Data Availability: The FutureMS project agreement, under reference LG/CPH/UOF001.2011, between The University Courts of the University of Glasgow, Edinburgh and Aberdeen, as well as the Grampian, Tayside, Lothian and Greater Glasgow Health boards, states that personal data cannot be released or made available to any third party unless the FutureMS steering committee have expressly permitted the data sharing, or personal data has been anonymized sufficiently. The magnetic resonance imaging data used in the current paper are not defaced and hence not sufficiently anonymized for open data sharing. Unrestricted access to these images in current form would present a confidentiality/privacy risk for participants.
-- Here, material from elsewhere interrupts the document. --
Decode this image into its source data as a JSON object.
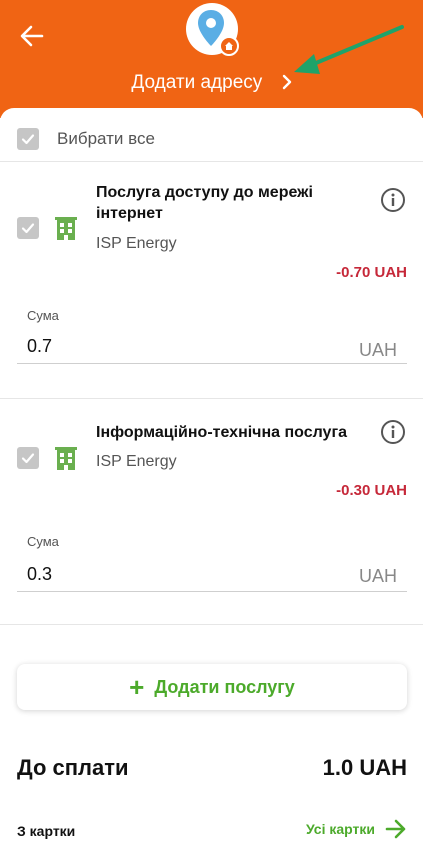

Additionally, the informed consent, approved by the South East Scotland Research Ethics Committee 02 under reference 15/SS/0233, states that by consenting to the FutureMS study, participants agree to sharing their data with the wider study team. The authors have not obtained explicit consent for deidentified data sharing beyond the wider study team. As such, they cannot make deidentified data openly available. The authors do, however, highly encourage collaboration with other research teams, and any researchers may request access to anonymized patient data from FutureMS-1 by contacting future-ms@ed.ac.uk. Proposals will be reviewed by the FutureMS steering committee and if approved, a signed data sharing agreement will be issued.
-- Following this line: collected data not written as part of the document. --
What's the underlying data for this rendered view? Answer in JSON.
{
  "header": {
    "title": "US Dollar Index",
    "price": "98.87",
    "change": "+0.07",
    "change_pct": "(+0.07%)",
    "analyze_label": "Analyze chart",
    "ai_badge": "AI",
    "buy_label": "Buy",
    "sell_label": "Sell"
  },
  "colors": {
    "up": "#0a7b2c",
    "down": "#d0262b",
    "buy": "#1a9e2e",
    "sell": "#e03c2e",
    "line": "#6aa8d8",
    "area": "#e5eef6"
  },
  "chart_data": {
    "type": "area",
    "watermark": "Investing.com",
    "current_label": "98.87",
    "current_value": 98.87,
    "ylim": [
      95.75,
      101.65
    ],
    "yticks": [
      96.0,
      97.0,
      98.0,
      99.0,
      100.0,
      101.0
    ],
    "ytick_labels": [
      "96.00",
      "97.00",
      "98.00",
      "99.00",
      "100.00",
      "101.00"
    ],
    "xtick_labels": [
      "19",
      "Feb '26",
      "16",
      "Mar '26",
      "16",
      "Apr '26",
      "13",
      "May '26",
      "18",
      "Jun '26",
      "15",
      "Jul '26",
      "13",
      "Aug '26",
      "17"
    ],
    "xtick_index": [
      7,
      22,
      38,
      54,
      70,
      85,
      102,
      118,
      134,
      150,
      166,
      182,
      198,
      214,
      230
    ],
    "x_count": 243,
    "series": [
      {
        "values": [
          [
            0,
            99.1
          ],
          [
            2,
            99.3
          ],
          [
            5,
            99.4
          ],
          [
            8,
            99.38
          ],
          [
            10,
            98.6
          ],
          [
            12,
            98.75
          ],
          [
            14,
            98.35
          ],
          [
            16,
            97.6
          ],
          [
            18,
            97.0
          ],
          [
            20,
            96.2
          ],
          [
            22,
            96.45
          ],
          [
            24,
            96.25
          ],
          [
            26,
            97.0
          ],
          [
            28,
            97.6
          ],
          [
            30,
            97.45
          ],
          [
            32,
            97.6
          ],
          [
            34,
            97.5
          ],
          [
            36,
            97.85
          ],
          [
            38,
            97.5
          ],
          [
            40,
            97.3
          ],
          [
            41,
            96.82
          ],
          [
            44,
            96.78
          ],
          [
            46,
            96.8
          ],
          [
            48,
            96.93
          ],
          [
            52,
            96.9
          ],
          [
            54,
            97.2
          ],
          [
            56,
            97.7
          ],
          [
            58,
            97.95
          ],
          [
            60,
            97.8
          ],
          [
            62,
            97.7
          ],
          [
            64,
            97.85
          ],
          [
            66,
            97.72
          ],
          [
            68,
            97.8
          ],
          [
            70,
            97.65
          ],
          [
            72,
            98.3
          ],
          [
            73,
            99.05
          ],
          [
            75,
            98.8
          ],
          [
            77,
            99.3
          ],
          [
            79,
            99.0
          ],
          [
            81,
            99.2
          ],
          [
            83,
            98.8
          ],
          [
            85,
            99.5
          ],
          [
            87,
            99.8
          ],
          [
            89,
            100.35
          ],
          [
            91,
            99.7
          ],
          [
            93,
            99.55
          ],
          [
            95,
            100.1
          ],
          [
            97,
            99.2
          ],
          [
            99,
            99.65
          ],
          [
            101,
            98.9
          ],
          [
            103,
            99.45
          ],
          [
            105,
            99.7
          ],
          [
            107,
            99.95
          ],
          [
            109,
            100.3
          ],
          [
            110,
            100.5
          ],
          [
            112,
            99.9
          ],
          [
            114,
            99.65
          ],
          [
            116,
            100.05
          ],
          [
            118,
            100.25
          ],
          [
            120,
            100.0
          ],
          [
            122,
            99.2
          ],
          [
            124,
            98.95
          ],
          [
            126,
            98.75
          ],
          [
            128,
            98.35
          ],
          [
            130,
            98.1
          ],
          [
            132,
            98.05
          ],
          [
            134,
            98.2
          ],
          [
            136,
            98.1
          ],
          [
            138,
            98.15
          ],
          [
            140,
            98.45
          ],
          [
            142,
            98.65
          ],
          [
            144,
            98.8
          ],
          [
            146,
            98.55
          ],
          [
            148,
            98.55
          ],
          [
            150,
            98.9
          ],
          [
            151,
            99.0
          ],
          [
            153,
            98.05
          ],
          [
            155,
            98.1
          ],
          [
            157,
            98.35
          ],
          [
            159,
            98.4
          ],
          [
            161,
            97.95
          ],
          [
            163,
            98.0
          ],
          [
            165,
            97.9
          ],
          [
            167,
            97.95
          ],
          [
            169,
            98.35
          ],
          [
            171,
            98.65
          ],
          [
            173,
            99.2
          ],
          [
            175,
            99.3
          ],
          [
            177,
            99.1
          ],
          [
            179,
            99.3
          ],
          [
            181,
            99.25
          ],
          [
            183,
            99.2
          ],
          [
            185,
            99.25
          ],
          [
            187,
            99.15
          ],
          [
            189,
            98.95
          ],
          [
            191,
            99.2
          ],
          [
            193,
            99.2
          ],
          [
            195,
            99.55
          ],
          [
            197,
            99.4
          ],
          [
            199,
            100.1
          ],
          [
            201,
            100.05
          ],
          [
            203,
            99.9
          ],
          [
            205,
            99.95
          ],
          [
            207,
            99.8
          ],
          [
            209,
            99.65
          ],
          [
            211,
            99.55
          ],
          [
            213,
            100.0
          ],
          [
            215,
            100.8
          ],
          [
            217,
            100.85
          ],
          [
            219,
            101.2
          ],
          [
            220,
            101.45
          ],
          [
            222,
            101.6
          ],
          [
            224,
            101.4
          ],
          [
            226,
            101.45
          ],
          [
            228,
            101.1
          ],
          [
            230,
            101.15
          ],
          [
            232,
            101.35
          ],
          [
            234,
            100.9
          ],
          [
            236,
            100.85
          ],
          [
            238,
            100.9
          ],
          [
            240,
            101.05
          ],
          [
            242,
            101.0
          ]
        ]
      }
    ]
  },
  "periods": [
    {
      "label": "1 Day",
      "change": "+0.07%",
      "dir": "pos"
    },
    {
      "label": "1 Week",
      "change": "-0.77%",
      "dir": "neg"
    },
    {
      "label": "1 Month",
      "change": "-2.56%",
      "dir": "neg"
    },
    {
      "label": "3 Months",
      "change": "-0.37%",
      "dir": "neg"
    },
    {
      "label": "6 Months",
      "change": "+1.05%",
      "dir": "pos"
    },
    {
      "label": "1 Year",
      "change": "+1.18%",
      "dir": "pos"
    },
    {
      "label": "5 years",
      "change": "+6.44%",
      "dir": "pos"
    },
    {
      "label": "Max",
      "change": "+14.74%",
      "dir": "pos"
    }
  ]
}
Funding: With thanks to FutureMS, hosted by Precision Medicine Scotland Innovation Centre (PMS-IC) and funded by a grant from the Chief Scientist Office, Scotland, to PMS-IC and Biogen Idec Ltd Insurance (combined funding under reference Exemplar SMS_IC010). Additional funding for authors came from the MS Society Edinburgh Centre for MS Research (grant reference 133; RM, AK), Chief Scientist Office – SPRINT MND/MS program (grant reference MMPP/01; ENY), Anne Rowling Regenerative Neurology Clinic (ENY), NHS Lothian Research and Development Office (MJT), the Row Fogo Charitable Trust (grant reference BROD.FID3668413; MVH), Wellcome Trust Senior Research Fellowship (grant reference 215621/Z/19/Z; DPJH), Medical Research Foundation (DPJH), and the UK Dementia Research Institute (SC), which receives its funding from UK DRI Ltd, funded by the UK Medical Research Council, Alzheimer’s Society and Alzheimer’s Research UK. Additional funding for the Edinburgh university 3T MRI Research scanner in RIE is funded by the Wellcome Trust (104916/Z/14/Z), Dunhill Trust (R380R/1114), Edinburgh and Lothians Health Foundation (2012/17), Muir Maxwell Research Fund, Edinburgh Imaging, and University of Edinburgh. The funders had no role in study design, data collection and analysis, decision to publish, or preparation of the manuscript.

Competing interests: The authors have declared that no competing interests exist.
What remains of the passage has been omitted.